Roberts C M, Lowe D, Bucknall C E, Ryland I, Kelly Y, Pearson M G
Clinical Effectiveness and Evaluation Unit, Royal College of Physicians, London, UK.
Thorax. 2002 Feb;57(2):137-41. doi: 10.1136/thorax.57.2.137.
The 1997 BTS/RCP national audit of acute chronic obstructive pulmonary disease (COPD) in terms of process of care has previously been reported. This paper describes from the same cases the outcomes of death, readmission rates within 3 months of initial admission, and length of stay. Identification of the main pre-admission predictors of outcome may be used to control for confounding factors in population characteristics when comparing performance between units.
Data on 74 variables were collected retrospectively using an audit proforma from patients admitted to UK hospitals with acute COPD. Important prognostic variables for the three outcome measures were identified by relative risk and logistic regression was used to place these in order of predictive value.
1400 admissions from 38 acute hospitals were collated. 14% of cases died within 3 months of admission with variation between hospitals of 0-50%. Poor performance status, acidosis, and the presence of leg oedema were the best significant independent predictors of death. Age above 65, poor performance status, and lowest forced expiratory volume in 1 second (FEV(1)) tertile were the best predictors of length of stay (median 8 days). 34% of patients were readmitted (range 5-65%); lowest FEV(1) tertile, previous admission, and readmission with five or more medications were the best predictors for readmission.

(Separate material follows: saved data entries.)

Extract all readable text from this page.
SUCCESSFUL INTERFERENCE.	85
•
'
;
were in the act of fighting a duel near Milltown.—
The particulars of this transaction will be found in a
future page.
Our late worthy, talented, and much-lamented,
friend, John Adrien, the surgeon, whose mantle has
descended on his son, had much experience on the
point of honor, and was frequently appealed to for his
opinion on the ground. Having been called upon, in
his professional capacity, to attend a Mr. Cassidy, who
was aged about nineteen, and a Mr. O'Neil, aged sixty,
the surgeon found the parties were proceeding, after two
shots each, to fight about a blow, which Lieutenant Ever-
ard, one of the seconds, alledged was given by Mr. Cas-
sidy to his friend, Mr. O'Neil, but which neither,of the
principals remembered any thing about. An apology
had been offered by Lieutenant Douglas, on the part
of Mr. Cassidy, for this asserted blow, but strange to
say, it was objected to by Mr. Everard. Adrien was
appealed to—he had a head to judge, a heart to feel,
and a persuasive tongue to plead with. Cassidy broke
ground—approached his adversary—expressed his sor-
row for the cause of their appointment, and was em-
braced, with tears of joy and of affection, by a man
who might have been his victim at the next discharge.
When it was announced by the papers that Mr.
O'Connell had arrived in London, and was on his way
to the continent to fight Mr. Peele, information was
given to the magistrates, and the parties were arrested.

Important predictors of outcome have been identified and formal recording of these may assist in accounting for confounding patient characteristics when making comparisons between hospitals. There is still wide variation in outcome between hospitals that remains unexplained by these factors. While some of this variance may be explained by incomplete recording of data or patient factors as yet unidentified, it seems likely that deficiencies in the process of care previously identified are responsible for poor outcomes in some units.
1997年英国胸科学会/皇家内科医师学会针对急性慢性阻塞性肺疾病(COPD)护理过程开展的全国性审计报告已发表。本文从相同病例中描述了死亡结局、首次入院后3个月内的再入院率以及住院时间。确定主要的入院前结局预测因素,可用于在比较各单位绩效时控制人群特征中的混杂因素。
采用审计表格,对英国医院收治的急性COPD患者进行回顾性数据收集,共收集74个变量的数据。通过相对风险确定这三项结局指标的重要预后变量,并采用逻辑回归按预测价值对这些变量进行排序。
整理了来自38家急症医院的1400例入院病例。14%的病例在入院后3个月内死亡,各医院之间的差异为0%至50%。身体状况差、酸中毒和腿部水肿是死亡的最佳显著独立预测因素。65岁以上、身体状况差以及第1秒用力呼气量(FEV(1))处于最低三分位数是住院时间(中位数8天)的最佳预测因素。34%的患者再次入院(范围为5%至65%);FEV(1)处于最低三分位数、既往入院以及使用五种或更多药物再次入院是再次入院的最佳预测因素。
已确定了结局的重要预测因素,正式记录这些因素可能有助于在医院间进行比较时考虑混杂的患者特征。医院之间的结局仍存在很大差异,这些因素无法解释这些差异。虽然部分差异可能是由于数据记录不完整或尚未识别的患者因素所致,但先前确定的护理过程中的缺陷似乎是某些单位结局不佳的原因。